Tuesday, June 7, 2011

If we only knew the things we don't know.

Dear Sienna Elyse,
        I read this article this morning about how there are some Japanese people who go to Paris thinking that it will be one thing and when their trip doesn’t go as expected, they have what is dubbed “Paris Syndrome.” This is basically freaking out because Paris does not meet the standards they expected it to, the language barrier is big and complex, the cultures vary so widely, and the time difference between the countries causes an almost insurmountable jet lag effect. This can happen to anyone for anything (besides Paris). It's a result being short-sighted, believing everything you’re told (or at least what the movies say) and not really having an idea of the world outside of your own. It’s a scary thing and something I see a lot of around me (although it doesn’t generally result in a psychological meltdown, thankfully). The ones I’m more familiar with are people who may not have a heart attack at the sight of different cultures, but even worse, refuse to accept them because they don’t know or understand them! Fear will always bring anger and hatred, and not understanding and knowing the world around you will bring fear. So, essentially, not being able to look beyond yourself and being so self-centered that you can’t think outside of your own little box, is how fear and hatred come about.

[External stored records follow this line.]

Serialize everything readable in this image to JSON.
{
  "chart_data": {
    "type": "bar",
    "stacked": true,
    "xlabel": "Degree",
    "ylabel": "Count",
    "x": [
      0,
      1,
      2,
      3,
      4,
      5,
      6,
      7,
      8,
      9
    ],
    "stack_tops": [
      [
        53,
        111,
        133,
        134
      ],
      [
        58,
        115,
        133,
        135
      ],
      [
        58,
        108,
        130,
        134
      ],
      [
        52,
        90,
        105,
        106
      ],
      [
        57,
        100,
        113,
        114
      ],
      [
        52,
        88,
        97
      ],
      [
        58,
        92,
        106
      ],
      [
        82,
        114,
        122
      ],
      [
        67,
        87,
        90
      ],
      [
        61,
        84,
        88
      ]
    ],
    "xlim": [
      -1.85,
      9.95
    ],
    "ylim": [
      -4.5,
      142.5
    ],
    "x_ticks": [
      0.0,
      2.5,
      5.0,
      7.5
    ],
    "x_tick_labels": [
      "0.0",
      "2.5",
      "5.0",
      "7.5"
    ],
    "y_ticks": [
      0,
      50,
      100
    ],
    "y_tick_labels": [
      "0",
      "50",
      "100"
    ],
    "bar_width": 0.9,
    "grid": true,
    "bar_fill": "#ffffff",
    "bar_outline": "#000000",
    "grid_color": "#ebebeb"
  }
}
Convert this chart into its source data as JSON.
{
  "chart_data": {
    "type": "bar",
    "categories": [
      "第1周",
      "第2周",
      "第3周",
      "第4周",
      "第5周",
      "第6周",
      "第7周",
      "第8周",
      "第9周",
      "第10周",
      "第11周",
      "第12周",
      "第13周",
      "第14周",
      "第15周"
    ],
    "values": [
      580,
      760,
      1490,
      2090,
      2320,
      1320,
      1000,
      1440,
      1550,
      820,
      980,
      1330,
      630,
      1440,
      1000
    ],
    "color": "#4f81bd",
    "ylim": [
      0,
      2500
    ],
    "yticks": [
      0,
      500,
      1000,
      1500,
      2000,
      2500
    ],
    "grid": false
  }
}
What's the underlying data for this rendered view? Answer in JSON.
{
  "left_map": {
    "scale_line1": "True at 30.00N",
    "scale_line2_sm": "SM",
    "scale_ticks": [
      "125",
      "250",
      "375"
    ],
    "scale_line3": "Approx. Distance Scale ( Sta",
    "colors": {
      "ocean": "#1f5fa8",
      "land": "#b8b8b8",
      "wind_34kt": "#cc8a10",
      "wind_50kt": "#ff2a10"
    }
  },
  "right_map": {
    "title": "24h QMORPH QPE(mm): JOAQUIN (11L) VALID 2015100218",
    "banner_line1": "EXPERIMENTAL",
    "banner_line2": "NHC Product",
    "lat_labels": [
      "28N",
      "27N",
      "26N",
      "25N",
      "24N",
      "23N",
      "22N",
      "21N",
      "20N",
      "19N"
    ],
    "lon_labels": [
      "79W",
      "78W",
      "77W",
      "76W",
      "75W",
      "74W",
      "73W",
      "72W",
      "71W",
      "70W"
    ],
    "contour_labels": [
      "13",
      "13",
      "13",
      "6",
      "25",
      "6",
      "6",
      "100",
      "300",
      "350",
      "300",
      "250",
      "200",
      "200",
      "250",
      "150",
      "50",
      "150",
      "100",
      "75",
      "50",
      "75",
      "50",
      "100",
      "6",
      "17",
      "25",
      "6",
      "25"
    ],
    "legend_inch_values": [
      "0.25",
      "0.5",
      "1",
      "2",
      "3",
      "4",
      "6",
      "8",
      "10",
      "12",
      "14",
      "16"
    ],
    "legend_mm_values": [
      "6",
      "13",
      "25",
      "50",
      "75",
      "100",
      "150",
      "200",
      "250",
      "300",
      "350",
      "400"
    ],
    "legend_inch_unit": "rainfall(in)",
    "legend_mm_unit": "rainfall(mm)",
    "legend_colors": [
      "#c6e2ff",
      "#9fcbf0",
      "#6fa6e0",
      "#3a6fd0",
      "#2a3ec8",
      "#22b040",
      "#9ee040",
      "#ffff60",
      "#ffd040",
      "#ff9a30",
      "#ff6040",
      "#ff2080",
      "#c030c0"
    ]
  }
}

        I didn’t have the greatest upbringing, but one thing we did have was a broad view of many things. While we were told to accept our own religion as the only correct one, we were also given to understand many things about other people and other cultures. Regardless of how it came about, we learned to understand, if not accept, other people of other cultures, including things that we wouldn't normally expect, or attitudes and actions that we’d never come across before. I think the only thing that I never learned, was to accept stupidity borne of an inability to see beyond one’s self. If you are always thinking about yourself and the things that make you comfortable or that you like and don’t look outwards beyond yourself, aside from being a self-centered jerk, you will just be stupid. There is not a single great person who didn’t look beyond themselves to get to where they got. Even if some of them did it for personal reasons, they still had to look beyond their little sandbox in order to get further. It doesn’t make you a good person, but it does make you smarter.
Just imagine thinking that there is no world beyond your bedroom and, thus, stay there becoming queen of all your toys and rule your bedroom as the most powerful thing in your whole bedroom! Suddenly, one day you get the idea to open the door and you find a whole house outside of what you thought was your world! So you go out there, then go further and leave the house, then go even further and leave the street, the city, the country. Well, once you’re sitting in Africa, after seeing the wonders that the Sahara has to offer, won’t you think that you were pretty stupid to think that being queen of your own bedroom was “great?” I know that sounds silly, but that’s the way things are in the real world. The minute you think you’ve gotten the furthest you can get, the highest you can go, the most powerful you’ll ever be, is the moment you allow yourself to be a complete fool. Because what do we really know? For all we know, this world is just one bedroom in a house, in a country on a planet in a universe...
Unfortunately, I think I often feel I know people well enough to be able to put them into their own categories, and I’m quick to do so. “He says this, so that means he’s a [fill in the blank]."  Of course, that’s very judgmental and probably the wrong way to look at people and deal with them. Because someone tells one lie, does not mean that they are always a liar – then again, you can’t really say of someone who has told a single lie that they never lie, so doesn’t that put them in the “liar” category? Haha. I'm not making my own point with that! I suppose, you have to think beyond every little fault and characteristic (especially those you dislike) and try to find a way to accept people for who they are. For example, some Southern people chew tabbaccy and spit nasty, disgusting stuff in public places and it’s so totally gross. BUT, perhaps that’s a part of their culture and the way they were raised, so how can you say that it’s wrong to do it? Even if you don’t do it yourself and you don’t like it.
It all comes back to understanding things you may not be completely familiar with. Always remember that the ill advantage is with the man who thinks his way is the only way, or the best way. Until you’ve tried every single way from the point of every single person, you can’t possibly know what is the best. And since we are not Gods, we will never know everything about anything. There’s always the thing we don’t know about a thing that we didn’t know we didn’t know. Right?